Bagaimana bisa diwujudkan kepada amal? Sarana penyambungnya adalah tadabbur. Yaitu sarana yang menyambungkan antara keyakinan dan tindakan, antara iman dan amal shaleh. Maka di sinilah menjadi hal penting bagi kita semuanya agar tidak sekedar mencukupkan diri untuk baca Alquran, untuk menghapal Alquran, tetapi kita berusaha lebih lanjut untuk mengkaji makna-makna dalam Alquran, mengkaji ayat-ayat yang Allah Swt turunkan kepada kita semuanya.
Surat al Ashr misalnya; demi waktu, demi masa. Demi waktu Ashar, demi kehidupan ini, “Innal Insaana lafi khusr” sesungguhnya manusia dalam keadaan merugi, “illal ladzina amanu” kecuali orang yang beriman, “wa amilusshalihat” orang yang beramal shaleh, “wa tawashau bil haq” orang yang berwasiat dalam kebenaran, “wa tawashau bis shabr” orang yang berwasiat dalam kesabaran.
Empat golongan ini saja yang tidak akan pernah merugi dalam kehidupan. Ketika kita paham ini, kita berusaha untuk menerapkan itu pada diri kita, berusaha menjadikan diri kita memiliki ke empat hal ini.

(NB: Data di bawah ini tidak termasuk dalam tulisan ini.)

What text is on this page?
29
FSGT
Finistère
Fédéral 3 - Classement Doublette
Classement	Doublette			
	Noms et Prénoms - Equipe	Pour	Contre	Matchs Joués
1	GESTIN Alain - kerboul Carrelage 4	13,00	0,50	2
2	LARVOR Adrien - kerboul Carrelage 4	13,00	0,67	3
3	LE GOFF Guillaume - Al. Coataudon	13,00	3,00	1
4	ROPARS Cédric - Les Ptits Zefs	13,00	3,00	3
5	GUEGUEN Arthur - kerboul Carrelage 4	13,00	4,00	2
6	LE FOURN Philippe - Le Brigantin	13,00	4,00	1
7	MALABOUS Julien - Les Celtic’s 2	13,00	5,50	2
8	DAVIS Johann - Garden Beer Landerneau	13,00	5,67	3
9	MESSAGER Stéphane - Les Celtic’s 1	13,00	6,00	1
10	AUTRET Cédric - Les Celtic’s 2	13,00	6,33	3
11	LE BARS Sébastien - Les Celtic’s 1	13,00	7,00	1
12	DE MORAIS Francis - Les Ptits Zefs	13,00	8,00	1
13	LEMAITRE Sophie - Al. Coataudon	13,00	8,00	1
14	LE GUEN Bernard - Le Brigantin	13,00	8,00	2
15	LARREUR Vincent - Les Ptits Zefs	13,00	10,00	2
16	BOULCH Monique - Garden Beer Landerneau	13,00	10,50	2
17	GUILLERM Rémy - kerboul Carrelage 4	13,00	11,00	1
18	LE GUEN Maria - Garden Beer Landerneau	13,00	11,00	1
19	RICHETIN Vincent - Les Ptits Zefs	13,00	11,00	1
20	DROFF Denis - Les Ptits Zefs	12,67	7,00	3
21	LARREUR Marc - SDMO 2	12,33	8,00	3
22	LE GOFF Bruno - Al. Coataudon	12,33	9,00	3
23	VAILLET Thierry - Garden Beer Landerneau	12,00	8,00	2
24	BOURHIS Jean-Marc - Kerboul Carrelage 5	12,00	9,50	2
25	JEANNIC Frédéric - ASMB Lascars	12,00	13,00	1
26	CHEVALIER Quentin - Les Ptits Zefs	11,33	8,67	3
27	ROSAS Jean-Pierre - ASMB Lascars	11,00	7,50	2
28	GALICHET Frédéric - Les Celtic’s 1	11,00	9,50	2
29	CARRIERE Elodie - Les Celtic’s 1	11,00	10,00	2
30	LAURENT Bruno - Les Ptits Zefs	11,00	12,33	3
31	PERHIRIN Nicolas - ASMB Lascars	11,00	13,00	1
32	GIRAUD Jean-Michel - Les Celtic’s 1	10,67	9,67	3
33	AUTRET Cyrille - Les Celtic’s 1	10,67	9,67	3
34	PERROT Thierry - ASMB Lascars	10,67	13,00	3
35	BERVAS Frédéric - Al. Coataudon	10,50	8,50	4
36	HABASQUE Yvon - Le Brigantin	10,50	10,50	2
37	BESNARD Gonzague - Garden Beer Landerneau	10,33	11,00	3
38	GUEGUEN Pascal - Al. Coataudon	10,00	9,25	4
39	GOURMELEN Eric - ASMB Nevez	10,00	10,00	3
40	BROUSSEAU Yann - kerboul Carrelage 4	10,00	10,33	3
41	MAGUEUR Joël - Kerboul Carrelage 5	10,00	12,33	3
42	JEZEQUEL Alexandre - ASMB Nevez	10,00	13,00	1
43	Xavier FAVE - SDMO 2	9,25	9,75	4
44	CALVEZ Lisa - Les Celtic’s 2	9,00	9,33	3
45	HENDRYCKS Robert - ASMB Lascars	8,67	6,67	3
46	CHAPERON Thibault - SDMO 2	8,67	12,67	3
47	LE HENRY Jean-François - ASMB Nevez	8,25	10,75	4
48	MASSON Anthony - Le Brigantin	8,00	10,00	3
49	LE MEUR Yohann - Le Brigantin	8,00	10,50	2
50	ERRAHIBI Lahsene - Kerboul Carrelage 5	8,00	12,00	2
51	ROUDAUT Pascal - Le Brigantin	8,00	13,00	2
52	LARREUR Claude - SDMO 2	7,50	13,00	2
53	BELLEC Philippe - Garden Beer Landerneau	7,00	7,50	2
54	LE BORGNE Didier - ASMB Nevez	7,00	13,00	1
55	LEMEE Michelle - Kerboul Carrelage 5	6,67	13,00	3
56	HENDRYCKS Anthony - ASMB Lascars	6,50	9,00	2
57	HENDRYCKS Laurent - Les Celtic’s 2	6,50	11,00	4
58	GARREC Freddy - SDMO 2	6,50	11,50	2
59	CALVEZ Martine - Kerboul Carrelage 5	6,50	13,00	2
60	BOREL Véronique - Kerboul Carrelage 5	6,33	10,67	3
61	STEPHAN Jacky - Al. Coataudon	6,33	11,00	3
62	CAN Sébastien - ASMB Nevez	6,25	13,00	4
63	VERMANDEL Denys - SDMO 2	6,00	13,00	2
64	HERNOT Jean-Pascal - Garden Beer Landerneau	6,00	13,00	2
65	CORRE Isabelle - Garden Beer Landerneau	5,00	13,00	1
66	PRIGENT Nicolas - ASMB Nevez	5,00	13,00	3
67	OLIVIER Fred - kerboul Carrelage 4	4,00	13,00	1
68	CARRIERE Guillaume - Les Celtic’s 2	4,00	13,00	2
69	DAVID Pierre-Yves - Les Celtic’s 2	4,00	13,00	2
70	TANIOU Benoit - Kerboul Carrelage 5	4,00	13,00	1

Ketika Allah Swt menerangkan tentang sifat-sifat orang beriman; “qanitun ana allaili sajidan wa qa’iman yakhdzarul akhirata wa yarju rahmata rabbih” mereka menghabiskan malam-malam mereka dengan sujud dan tahajjud kepada Allah Swt karena menghindari azab akhirat, maka kita berusaha untuk memantaskan diri kita seperti itu.
Ketika Allah Swt menerangkan tentang “ulul albab” orang-orang yang berakal dan berfikir, kita baca itu kita berusaha untuk pahami, lalu kita berusaha untuk menjadikan diri kita bisa memiliki sifat-sifat itu, itulah yang akan menjadikan hidup kita menjadi beruntung.
Akhirnya, ketika kita dapat memadukan tilawah, tadabbur, dan amal saleh yang diawali dengan keyakinan kita atas kebenaran Alquran yang mulia ini, maka dengan saat bersamaan kebenaran Alquran akan tertanam hingga ke dasar terdalam relung hati kita. Maka, ketika ada imam yang mengatakan “Luruskan Shaf dan perhatikan jarak” bukan lagi masalah yang harus diperdebatkan.